Through focusing on these issues I get closer to understanding the world that we live in and how the reality we take for granted as fact is often just as much ‘created’ as what we think of as the not real.

Being a native of a country like Iceland provides one with unique experiences – one can have rich urban enrichment as well as a unique rural one.  My experience of hiking in the Icelandic highlands has influenced how I perceive the world around me.  It is in particular the feeling I get from being in the desert, in the vast open space with subdued colors and undulating horizon.  The lack of sensory input is something I find very stimulating, as if the nothingness of the space leaves enough room for real thought, imagination and contact.  I can only hope to achieve something similar through my art.

I have created work in a variety of mediums, depending on my subject matter at each time.   In my work with controlled environments I have focused on the entrance to the work as a threshold.  This adds to a feeling for a different place and time in the space.  I have also worked with staged photographs and interactive animation and video.  Sound has played an important role in my works, although very subdued most of the time.  I have a background in classical music that I find influences my imagination more than my actual use of sound.  Dreaming and movement through air, such as jumping, swinging and flying are all themes that have interested me.  That relates back to my interest in the reality as fiction, since through dreaming we can experience realities that are very real and very fictional at the same time.

Over the past few months I have been involved in writing short narrative in the form of a video.

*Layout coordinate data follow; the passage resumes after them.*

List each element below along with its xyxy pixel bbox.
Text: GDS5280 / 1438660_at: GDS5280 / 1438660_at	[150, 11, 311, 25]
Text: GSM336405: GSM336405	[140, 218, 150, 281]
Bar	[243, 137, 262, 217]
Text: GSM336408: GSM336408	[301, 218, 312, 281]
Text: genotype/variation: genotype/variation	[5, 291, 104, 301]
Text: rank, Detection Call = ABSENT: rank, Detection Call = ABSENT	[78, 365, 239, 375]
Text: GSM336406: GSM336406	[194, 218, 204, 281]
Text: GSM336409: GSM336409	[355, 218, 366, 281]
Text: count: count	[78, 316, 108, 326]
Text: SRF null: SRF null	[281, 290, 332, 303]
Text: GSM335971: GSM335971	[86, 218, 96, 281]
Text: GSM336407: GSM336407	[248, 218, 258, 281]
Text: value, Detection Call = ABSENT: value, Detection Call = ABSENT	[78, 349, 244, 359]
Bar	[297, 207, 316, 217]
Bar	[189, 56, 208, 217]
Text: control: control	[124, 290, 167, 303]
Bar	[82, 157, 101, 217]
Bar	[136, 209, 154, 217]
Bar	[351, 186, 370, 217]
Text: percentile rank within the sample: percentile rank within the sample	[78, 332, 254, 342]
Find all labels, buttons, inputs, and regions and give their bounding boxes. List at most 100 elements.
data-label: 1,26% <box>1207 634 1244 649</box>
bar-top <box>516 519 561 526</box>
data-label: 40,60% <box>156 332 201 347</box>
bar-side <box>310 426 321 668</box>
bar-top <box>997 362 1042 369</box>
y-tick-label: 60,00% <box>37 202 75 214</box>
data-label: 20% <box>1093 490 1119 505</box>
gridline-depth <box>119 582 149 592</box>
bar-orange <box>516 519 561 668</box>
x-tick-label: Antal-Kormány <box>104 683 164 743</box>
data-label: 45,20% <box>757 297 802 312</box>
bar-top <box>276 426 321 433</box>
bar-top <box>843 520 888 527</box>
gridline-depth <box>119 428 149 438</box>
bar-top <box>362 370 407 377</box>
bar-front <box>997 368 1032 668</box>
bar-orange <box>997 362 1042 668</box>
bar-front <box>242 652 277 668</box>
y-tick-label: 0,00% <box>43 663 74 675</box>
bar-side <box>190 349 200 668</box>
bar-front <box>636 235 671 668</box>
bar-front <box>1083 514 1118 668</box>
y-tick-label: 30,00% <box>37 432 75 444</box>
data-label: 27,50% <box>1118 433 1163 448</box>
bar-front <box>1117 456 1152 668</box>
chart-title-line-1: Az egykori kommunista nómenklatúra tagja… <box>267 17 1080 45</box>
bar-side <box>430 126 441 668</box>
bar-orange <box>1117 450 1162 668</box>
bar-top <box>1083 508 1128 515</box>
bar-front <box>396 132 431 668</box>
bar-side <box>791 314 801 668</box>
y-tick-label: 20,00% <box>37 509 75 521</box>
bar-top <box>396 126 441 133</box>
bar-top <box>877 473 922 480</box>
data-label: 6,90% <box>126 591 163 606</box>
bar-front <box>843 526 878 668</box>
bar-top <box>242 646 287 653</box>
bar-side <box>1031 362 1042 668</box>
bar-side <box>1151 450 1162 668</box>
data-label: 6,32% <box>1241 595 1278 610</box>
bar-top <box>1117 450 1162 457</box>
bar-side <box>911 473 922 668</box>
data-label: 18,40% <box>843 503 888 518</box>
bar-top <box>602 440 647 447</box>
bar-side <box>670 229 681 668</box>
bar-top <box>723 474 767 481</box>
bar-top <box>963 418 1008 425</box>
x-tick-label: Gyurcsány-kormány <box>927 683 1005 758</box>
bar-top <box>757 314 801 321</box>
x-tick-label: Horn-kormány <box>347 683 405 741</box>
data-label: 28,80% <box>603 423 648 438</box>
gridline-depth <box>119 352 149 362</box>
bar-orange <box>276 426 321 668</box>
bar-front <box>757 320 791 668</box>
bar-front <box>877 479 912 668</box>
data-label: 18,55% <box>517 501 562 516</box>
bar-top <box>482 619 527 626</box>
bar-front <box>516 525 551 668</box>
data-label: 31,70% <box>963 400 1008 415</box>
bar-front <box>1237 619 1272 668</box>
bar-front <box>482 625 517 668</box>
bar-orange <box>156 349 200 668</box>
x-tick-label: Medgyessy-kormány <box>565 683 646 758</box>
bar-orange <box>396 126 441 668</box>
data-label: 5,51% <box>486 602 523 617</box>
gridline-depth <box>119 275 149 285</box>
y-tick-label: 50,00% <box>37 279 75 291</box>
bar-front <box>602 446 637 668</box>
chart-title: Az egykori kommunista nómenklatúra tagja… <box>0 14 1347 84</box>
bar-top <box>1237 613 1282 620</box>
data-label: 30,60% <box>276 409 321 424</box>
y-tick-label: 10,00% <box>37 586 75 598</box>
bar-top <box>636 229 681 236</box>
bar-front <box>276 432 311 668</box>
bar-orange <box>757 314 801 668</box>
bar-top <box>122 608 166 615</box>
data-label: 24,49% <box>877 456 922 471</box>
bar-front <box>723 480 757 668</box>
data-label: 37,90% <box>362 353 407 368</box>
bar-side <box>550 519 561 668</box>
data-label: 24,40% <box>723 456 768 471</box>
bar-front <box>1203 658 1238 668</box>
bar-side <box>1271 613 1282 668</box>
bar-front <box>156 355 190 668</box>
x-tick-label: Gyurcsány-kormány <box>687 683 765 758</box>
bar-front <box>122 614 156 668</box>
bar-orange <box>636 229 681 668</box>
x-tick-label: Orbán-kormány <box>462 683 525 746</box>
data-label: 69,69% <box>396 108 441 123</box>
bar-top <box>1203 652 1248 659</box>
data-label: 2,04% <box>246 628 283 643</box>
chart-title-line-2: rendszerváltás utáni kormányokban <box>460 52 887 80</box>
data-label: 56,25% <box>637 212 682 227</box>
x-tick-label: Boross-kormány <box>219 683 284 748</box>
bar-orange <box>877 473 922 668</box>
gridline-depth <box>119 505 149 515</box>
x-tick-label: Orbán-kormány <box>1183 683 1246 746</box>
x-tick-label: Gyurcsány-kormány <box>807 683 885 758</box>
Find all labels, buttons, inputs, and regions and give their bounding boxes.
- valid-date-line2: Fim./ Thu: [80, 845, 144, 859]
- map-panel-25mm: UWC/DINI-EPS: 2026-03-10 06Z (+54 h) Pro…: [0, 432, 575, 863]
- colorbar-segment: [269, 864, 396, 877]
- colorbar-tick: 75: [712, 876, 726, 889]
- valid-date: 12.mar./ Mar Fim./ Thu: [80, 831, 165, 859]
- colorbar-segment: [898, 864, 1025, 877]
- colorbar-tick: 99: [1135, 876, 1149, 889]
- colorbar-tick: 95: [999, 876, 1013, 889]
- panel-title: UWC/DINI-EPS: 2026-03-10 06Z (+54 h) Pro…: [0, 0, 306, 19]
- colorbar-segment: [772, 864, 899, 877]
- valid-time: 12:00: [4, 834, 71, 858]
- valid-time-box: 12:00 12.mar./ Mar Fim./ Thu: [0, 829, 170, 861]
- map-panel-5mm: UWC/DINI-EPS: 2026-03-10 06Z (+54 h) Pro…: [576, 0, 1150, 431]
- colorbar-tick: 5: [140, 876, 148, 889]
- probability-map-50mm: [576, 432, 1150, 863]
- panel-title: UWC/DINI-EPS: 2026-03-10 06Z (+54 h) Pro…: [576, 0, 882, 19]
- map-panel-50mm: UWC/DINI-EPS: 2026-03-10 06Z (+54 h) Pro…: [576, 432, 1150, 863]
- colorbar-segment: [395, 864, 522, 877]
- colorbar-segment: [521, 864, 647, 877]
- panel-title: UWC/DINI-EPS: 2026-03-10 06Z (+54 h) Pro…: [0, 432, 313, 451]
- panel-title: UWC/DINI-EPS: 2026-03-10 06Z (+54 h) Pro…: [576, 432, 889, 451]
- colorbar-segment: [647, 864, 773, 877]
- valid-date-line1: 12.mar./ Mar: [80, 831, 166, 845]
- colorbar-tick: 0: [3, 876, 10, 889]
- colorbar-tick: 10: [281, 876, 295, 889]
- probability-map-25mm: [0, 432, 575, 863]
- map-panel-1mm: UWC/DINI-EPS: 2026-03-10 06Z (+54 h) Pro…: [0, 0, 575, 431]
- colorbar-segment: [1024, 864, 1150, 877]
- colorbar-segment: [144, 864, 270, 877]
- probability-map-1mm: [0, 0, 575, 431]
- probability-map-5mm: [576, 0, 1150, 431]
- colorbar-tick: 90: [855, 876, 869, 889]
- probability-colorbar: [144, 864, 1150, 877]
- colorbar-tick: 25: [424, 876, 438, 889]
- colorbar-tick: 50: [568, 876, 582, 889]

I am interested in exploring the realms of fiction and fact.  The story is based on an actual journal of Ina Von Grumbkow, a German woman that was funded by The Royal Prussian Academy of Science in 1908 for an expedition to Iceland to search for her fiancé that had disappeared there on a geological research the year before.  I am writing short prose based on my personal experiences from spending time in the desert that merge with the descriptions of Von Grumbkow.  My imagery comes from still historical photographs and animated sequences that focus on body movement.

I intend to continue developing this work in the coming months, creating a series of short video works in which a mix of photographs, still video or film shots and animation with narrative voiceover will result.  I would like to experiment more with ways of ‘temporal layering’, as I am already doing by showing elements of the video successively that are actually meant to be visually layered.  The sound is used as a connecting element. This method of working allows me to merge together in one piece what I before attempted to create in installation, photographs or drawing.